When working with source code, then it is possible to do other kinds of analysis. Most Android apps are built with the Gradle tool. So we reviewed a wide range of Gradle plugins, and found these three useful in our investigations.
- dependency-analysis-android-gradle-plugin - Produce a report of unused direct dependencies and used transitive dependencies.
- OWASP Dependency-Check - utility that detects publicly disclosed vulnerabilities in application dependencies
- gradle-dependency-graph-generator-plugin - Gradle plugin that lets you visualize your Java library dependencies in a graph.
Tools we reviewed
We looked at quite a few existing tools, and found many interesting and useful ones. While they all produced useful output, many of these were not useful to this project because they were tailored around the use case of a person inspecting a small set of apps, so for example, they were too slow or did not produce machine readable output suitable for working with large APK collections.
- android_permissions_harvester - for finding which permissions are used based on method calls
- droidlysis - cryptax’s (aXelle’s) tool: “DroidLysis is a property extractor for Android apps”. See also her talk at hacklu 2019
- APKiD - “In addition to detecting packers, obfuscators, and other weird stuff, it can also identify if an app was compiled by the standard Android compilers or dexlib”
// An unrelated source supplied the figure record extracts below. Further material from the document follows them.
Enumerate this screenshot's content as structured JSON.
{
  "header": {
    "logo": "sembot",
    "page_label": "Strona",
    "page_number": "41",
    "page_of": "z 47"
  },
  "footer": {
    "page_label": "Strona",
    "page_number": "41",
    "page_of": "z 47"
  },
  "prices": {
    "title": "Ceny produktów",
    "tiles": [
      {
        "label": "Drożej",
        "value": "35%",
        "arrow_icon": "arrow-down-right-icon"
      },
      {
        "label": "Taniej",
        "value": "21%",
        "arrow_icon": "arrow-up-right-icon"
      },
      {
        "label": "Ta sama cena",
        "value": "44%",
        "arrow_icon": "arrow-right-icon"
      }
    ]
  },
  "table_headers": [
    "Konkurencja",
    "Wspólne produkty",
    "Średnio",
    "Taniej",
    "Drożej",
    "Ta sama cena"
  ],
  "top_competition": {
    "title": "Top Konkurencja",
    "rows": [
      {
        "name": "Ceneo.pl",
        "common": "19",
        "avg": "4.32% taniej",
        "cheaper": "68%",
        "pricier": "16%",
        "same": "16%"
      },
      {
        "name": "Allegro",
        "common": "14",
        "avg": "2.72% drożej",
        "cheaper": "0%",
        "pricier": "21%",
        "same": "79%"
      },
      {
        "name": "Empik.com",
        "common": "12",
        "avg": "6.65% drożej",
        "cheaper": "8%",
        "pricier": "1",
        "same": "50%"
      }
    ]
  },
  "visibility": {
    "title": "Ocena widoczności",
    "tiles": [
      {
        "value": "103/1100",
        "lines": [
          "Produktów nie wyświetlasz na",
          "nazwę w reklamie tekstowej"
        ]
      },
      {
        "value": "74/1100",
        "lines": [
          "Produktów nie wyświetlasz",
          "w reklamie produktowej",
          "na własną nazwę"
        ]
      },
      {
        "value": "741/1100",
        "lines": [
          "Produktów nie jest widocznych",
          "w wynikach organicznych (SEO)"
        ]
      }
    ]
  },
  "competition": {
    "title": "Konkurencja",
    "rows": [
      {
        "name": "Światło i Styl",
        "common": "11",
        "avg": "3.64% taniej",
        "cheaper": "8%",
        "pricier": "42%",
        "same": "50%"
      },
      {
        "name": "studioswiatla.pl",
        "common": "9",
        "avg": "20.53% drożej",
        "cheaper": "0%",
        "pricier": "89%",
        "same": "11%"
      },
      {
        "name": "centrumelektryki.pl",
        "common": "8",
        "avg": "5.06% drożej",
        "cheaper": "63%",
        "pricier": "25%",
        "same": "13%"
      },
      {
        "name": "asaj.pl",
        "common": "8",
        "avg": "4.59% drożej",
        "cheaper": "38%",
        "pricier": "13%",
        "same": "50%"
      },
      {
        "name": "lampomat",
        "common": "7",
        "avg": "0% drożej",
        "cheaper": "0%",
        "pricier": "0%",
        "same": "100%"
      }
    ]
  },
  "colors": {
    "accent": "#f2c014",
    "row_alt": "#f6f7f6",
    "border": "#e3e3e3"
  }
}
- redex - “taking advantage of Redex allows us to normalise the applications prior to analysis”
- kaitai_struct_formats - generic binary struct parser tool, useful for directly parsing Android classes.dex files.
- binaryanalysis-ng - a framework for unpacking files recursively and running checks on the unpacked files. Great for someone who needs to inspect small sets of a wide variety of file types.
- redexer - infer with which parameters the app uses certain permissions (we name this feature RefineDroid)
- apk-static-xref - staticallly generate a cross-reference-graph (XRG) of a component (e.g., Service) of Android APK file
- smalisca - Static Code analysis tool that generates call graphs
(This work was supported by NLnet’s NGI Zero PET fund.)